Y la bola rodó

En su lecho de muerte y bajo una fuerte tempestad, mientras recibía los santos oleos de un sacerdote florentino quien tuvo la misión de despedirlo cristianamente del mundo, Julio César Aldana recordaría una vez más, las atrocidades cometidas por su ascendencia familiar en la península de Yucatán y tiempo después, de sus súbditos mayorales contra los indígenas en el Pulmón del Mundo durante la fiebre del caucho.

Descendiente de un taimado talabartero de Castilla quien llegaría a Las Indias junto a Hernán Cortés y luego copularía ferozmente a una mujer de origen inca; Aldana heredaría desde los rasgos caucásicos hasta la violencia en nombre Dios que le serviría durante la sangrienta conquista para usurpar la tierra y tesoros no propios. Muchos años después; el rastro de eugenesia y espíritu bribón, seguirían su curso como río que busca su desembocadura en el mar.

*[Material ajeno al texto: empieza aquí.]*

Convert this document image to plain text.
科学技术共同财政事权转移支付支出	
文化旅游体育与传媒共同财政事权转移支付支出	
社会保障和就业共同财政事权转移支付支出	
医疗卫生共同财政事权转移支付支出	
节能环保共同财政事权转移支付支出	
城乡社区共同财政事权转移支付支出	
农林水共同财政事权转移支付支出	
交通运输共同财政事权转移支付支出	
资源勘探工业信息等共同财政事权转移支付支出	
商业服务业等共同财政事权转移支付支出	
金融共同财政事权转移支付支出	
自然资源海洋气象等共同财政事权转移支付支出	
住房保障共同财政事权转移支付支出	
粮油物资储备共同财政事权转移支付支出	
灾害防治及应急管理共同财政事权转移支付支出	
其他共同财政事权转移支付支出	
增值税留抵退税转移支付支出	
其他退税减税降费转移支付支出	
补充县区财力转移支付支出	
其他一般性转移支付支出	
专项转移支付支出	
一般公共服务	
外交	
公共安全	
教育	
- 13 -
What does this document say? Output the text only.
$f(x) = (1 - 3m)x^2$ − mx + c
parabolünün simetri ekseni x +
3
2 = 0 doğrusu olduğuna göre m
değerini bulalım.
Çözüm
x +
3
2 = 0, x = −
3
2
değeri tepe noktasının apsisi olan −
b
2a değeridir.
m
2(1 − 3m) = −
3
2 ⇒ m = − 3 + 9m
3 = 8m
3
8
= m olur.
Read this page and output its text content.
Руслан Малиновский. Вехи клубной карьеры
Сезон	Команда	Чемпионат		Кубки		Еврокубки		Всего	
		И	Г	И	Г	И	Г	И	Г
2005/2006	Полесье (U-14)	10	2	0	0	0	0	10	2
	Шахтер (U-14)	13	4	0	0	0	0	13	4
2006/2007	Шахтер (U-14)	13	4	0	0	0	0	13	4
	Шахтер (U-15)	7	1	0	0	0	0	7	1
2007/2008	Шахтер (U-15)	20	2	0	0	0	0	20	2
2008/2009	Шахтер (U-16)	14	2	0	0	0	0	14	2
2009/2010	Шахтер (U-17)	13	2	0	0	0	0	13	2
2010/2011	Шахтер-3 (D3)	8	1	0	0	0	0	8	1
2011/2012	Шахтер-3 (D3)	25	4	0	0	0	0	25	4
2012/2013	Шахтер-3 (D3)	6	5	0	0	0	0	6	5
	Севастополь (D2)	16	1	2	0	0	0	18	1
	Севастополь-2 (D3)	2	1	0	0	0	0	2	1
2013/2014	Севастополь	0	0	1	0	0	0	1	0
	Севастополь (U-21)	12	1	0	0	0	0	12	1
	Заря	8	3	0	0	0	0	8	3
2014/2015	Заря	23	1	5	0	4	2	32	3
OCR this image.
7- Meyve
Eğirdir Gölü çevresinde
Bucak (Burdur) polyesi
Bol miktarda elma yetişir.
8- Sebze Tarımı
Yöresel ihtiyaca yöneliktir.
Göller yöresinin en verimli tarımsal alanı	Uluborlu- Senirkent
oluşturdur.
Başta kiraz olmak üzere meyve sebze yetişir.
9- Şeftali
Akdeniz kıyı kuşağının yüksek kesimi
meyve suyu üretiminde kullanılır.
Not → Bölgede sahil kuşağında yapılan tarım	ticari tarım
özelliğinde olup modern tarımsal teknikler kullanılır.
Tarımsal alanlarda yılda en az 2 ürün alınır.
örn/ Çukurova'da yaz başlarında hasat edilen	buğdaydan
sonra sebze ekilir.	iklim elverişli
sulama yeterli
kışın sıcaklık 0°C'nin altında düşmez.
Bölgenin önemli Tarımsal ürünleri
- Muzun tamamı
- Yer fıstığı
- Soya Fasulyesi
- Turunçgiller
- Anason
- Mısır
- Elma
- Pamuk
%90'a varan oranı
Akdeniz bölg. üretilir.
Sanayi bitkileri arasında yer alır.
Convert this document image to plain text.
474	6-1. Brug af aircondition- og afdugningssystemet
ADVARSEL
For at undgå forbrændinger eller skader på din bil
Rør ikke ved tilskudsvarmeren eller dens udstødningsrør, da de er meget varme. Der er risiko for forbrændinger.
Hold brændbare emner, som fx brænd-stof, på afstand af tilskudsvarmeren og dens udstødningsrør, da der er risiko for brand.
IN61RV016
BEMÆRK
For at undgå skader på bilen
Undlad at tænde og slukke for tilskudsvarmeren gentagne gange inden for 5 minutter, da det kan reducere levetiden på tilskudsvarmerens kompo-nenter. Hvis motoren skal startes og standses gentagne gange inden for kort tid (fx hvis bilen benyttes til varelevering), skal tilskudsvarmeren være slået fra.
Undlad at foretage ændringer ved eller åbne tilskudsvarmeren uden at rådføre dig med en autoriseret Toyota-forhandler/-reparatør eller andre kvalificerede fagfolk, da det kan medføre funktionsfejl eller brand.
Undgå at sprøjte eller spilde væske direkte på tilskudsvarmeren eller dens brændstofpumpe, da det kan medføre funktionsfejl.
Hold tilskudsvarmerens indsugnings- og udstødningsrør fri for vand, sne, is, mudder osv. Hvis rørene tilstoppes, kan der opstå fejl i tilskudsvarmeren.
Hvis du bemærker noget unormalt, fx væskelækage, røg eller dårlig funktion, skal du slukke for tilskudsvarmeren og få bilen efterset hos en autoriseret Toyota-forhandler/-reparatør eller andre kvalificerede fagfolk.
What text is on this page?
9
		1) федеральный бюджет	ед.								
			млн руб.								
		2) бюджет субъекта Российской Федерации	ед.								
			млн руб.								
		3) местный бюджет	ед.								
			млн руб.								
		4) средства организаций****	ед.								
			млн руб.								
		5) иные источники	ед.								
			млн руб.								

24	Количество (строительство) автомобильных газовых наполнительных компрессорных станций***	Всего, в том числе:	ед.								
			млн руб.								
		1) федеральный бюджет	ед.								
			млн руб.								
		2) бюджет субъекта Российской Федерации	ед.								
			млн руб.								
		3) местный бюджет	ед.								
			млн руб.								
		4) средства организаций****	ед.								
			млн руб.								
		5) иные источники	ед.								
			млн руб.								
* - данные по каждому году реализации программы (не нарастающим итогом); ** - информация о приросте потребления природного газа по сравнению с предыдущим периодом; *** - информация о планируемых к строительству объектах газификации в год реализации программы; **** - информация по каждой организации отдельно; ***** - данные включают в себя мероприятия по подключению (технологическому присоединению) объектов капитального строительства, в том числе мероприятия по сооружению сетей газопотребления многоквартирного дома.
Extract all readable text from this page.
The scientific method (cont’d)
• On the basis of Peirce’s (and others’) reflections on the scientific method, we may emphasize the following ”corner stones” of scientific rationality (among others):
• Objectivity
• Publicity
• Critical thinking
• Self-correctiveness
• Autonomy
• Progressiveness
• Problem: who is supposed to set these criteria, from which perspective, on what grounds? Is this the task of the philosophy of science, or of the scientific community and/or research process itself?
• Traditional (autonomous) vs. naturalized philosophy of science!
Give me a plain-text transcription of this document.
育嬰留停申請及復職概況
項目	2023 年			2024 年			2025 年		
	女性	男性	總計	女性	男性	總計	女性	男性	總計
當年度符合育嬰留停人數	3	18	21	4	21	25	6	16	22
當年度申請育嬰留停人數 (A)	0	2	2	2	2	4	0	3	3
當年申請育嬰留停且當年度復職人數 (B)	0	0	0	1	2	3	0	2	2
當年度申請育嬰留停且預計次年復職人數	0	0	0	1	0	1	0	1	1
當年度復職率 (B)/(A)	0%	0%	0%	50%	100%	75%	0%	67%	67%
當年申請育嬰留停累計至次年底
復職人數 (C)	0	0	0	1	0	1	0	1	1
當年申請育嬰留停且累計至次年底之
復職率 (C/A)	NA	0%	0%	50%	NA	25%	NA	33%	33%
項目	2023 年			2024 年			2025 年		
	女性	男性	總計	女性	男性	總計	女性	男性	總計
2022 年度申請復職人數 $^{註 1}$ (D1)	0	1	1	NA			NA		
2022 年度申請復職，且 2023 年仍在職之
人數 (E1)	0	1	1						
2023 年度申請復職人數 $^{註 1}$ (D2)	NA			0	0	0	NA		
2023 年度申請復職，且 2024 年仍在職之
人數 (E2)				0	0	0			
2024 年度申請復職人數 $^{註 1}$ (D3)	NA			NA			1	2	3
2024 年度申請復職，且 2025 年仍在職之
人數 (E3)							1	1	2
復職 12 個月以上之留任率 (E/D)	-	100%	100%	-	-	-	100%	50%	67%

Una tarde, mientras se echaba una siesta forzosa bajo la sombra de un árbol de guamo, tras un arduo combate con tribus insurrectas que habitaban en inmediaciones al Río Putumayo quienes le dejarían el temor a una rebelión de escala mayor, el descendiente de José María de la Purísima Trinidad de Borbón y Aldana, comenzaría a delirar con fornidos hombres aztecas y mayas quienes jugaban pateando su cabeza moribunda en un paradisíaco rincón de Centroamérica durante una celebración en honor al Sol. Soñando así, un viaje al pasado que antes le habían contado a medias y ahora el subconsciente le recordaría.

Aldana, creía sentir los fuertes golpes de esos pies pardos con bordes libres largos de grotescas uñas y el contacto de rodillas callosas que parecían el endocarpio de un coco. Mientras su cabeza rodaba a millas por hora en el suelo fértil para el cultivo del tabaco y caña, que estaba manchado de sangre en honor a los vencedores; él vería a las otras cabezas moribundas de todos sus antepasados marcadas con franjas rojas, quienes siglos antes llegaron en el desembarco de los europeos y más tarde se establecerían como aliados del poder durante la etapa colonial acompañando a corruptos virreinatos, para luego combatir fallidamente a las escaramuzas independistas de comuneros a lo largo de la Patria Grande.


Piezas de pelota. Foto: Historia Universal

Después de un rato de ir de timbo al tambo, los fornidos hombres dejaron de patear su cabeza y se irían del sitio. Tan mala e inoportuna coincidencia, la testa de Aldana quedaría mirando fijamente y sin poder alguno de moverse, la pictografía que simbolizaba la maldición que cargarían los descendientes de aquellos que durante centurias se dedicaron a sembrar terror y saquear riquezas ajenas con destino a las arcas de los Reyes Católicos de Castilla y Aragón.

Aldana despertaría estrepitosamente  y tras esa dura pesadilla, el hampón explotador del caucho estaba sudando frío y balbuceando palabras en latín, luego de sumergirse en esa ciénaga mental sin pescar razón ni lógica alguna.  Después de este suceso, se pondría su perversa psique al revés y ningún demiurgo volvería a ordenar.


La truculenta aventura onírica, le dejó un cuerpo pálido mirando hacia un cielo que despedía el día y abrazaba la noche. Sus ojos de color esmeraldas paramunas; su rostro de pómulos muy marcados; y una despeinada cabellera rubia parecida a las crines de una potranca de paso fino, estaban quemados tras el inclemente sol que se posó sobre él aquella tarde. Más tarde, fue hallado por trabajadores leales de su hacienda, quienes se lo llevaron para quitarle la casaca color turquí, que estaba sucia por la maleza del lugar y encontrando: heridas provocadas por los dardos de flechas perfumadas con un veneno originario de la Amazonía, lo cual daría pie a una agonía infernal, que más tarde, lo postraría en un aposento hasta el fin de sus días.